|Monthly Editorial by Marc Mickelson|
There seems to be no surer way for an audio magazine to go under than to print an article or editorial on the way high-end audio is covered on the Internet. First Audio did the double play, then Ultimate Audio, and now most recently Listener. Of course, simply printing an article with a particular subject doesn't ensure shutting down, but in the case of all three publications I mention, the articles they published showed that the people at the top had no understanding of the changing face of publishing in the Internet age. And this, I would argue, had dire consequences for the publications. Perhaps it's easy to say this after the fact, but the sequence of events in all three cases are too similar to be considered mere coincidence.
But I'm not using this space this month to say "I told you so" but rather to explain why the Internet has been so successful in the niche industry that is high-end audio. First, and foremost, there is the ease with which you can find information. Audiophiles are information junkies, especially when they are purchasing items that cost thousands of dollars. Comparison shopping among audiophiles is a sort of religion, and in some ways, the fun is in the shopping, as components from different makers are studied, researched, considered, and auditioned. Given all of this work, which is easier: looking through back issues of a print magazine for one review or typing the name of the equipment you're interested in into Yahoo and getting list of links to articles? The answer is clear.
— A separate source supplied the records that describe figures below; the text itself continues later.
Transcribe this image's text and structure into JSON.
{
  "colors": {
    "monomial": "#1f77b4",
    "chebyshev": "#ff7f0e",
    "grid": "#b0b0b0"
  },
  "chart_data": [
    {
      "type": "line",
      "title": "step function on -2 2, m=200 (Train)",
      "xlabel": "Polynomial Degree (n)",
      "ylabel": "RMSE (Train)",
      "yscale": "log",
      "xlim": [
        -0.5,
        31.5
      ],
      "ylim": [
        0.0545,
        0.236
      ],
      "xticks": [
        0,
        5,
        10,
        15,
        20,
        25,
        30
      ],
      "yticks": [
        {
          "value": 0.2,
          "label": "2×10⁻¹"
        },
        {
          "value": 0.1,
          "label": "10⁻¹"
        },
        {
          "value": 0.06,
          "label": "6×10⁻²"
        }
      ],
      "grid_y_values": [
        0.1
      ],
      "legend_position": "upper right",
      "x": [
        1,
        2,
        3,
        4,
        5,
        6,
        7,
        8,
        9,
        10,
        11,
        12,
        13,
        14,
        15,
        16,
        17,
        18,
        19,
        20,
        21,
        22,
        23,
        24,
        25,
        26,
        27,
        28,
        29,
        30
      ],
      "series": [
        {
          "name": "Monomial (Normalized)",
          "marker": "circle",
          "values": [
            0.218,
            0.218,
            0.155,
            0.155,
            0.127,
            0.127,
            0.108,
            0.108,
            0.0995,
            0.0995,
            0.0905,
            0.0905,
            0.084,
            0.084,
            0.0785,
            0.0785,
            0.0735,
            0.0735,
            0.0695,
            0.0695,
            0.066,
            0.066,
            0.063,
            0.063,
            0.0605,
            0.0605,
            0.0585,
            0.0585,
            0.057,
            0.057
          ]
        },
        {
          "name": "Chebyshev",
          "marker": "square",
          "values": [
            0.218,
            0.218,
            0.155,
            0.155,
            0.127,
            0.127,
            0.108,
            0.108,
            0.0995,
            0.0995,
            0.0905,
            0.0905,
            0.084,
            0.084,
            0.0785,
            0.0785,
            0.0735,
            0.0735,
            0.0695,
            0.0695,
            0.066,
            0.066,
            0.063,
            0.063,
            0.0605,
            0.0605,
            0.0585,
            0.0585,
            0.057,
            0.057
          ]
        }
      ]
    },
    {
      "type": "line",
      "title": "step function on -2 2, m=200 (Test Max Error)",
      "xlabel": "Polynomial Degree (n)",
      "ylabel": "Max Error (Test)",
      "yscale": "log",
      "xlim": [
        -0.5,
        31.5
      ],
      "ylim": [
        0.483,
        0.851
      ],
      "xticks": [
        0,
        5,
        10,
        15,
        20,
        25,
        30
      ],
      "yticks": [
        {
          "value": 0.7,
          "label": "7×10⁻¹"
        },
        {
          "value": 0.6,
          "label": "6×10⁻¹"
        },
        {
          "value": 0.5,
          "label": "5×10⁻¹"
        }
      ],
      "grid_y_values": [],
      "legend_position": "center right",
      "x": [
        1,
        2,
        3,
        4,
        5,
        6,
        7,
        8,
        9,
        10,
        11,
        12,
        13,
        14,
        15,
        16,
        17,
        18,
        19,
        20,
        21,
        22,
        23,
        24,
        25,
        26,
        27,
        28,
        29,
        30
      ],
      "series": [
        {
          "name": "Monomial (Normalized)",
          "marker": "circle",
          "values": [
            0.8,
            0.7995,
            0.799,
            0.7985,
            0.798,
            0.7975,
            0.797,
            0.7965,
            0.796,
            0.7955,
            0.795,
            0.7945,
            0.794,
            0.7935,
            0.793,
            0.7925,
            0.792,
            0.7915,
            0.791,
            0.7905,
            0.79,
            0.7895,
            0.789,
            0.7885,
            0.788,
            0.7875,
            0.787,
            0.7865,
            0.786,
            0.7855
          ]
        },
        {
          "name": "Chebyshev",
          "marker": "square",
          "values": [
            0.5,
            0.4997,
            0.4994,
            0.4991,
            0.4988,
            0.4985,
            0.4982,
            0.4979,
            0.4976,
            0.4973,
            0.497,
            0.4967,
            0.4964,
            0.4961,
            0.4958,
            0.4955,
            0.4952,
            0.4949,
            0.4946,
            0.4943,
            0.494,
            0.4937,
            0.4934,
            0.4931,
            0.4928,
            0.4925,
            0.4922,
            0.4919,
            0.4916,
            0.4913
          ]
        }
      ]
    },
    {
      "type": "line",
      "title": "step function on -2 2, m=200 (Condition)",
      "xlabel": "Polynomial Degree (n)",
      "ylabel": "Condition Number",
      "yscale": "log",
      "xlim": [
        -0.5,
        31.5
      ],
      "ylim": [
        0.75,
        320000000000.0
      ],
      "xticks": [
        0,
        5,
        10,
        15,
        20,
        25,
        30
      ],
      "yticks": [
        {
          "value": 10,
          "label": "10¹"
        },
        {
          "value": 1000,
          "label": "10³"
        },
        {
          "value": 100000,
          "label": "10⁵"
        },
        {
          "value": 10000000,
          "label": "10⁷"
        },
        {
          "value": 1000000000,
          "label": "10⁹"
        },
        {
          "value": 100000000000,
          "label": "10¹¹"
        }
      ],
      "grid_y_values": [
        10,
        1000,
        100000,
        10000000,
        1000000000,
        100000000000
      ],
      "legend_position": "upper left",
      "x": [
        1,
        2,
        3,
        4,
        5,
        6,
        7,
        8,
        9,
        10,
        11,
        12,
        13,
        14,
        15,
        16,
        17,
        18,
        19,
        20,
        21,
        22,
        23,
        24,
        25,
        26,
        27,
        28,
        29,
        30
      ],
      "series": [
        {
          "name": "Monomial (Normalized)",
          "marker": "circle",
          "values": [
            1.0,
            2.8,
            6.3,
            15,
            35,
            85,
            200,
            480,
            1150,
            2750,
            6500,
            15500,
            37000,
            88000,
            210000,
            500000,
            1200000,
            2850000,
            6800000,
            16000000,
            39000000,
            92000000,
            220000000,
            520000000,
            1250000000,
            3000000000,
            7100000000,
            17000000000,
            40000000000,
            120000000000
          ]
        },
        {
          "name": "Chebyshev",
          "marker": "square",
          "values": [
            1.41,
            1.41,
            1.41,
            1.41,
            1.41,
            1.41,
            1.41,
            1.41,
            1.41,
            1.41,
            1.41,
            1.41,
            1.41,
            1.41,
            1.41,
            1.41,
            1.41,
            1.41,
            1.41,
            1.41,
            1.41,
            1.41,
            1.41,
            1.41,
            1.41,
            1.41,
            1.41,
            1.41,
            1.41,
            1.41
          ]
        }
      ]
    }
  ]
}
Then there is also the role of technology. Audiophiles are technophiles, and so many have computers and Internet access. Thus, discussion of audio is a natural for the Internet -- the readership and medium are intricately intertwined. And the sheer number of audio-related websites only makes such discussion easier. At one time, SoundStage! was pretty much alone, but now there is the entire SoundStage! Network, which oversees more than a dozen interrelated sites that cover the audio and home-theater industries. We've grown tremendously during the time when print audio publications have gone under, and we're not even near finished.
One thing easy to overlook about SoundStage! is that we produce some of the best measurements anywhere, and our articles are written to maximize their usefulness to our readers. Hence, while I can't proclaim that the quality of the articles on all audio websites is high (shoddy writing on the Internet is unfortunately common), the amount of effort we at SoundStage! put into our published output is great, and you all seem to like what we do. Our readership numbers have grown continuously, and so has our opinion share among audiophiles.
Since SoundStage! started publishing monthly in 1995, Doug Schneider and I have written numerous editorials on the subject of Internet publishing. So in many ways what I say above is not new. But what's most startling is how few people in the print world understand it. I suspect it's too simple -- better medium with a growing user base versus better marketing of an antiquated publication to a new breed of reader. I know which side of the line I want to be on, and the demise of yet another audio magazine proves the point again. Are we all paying attention now?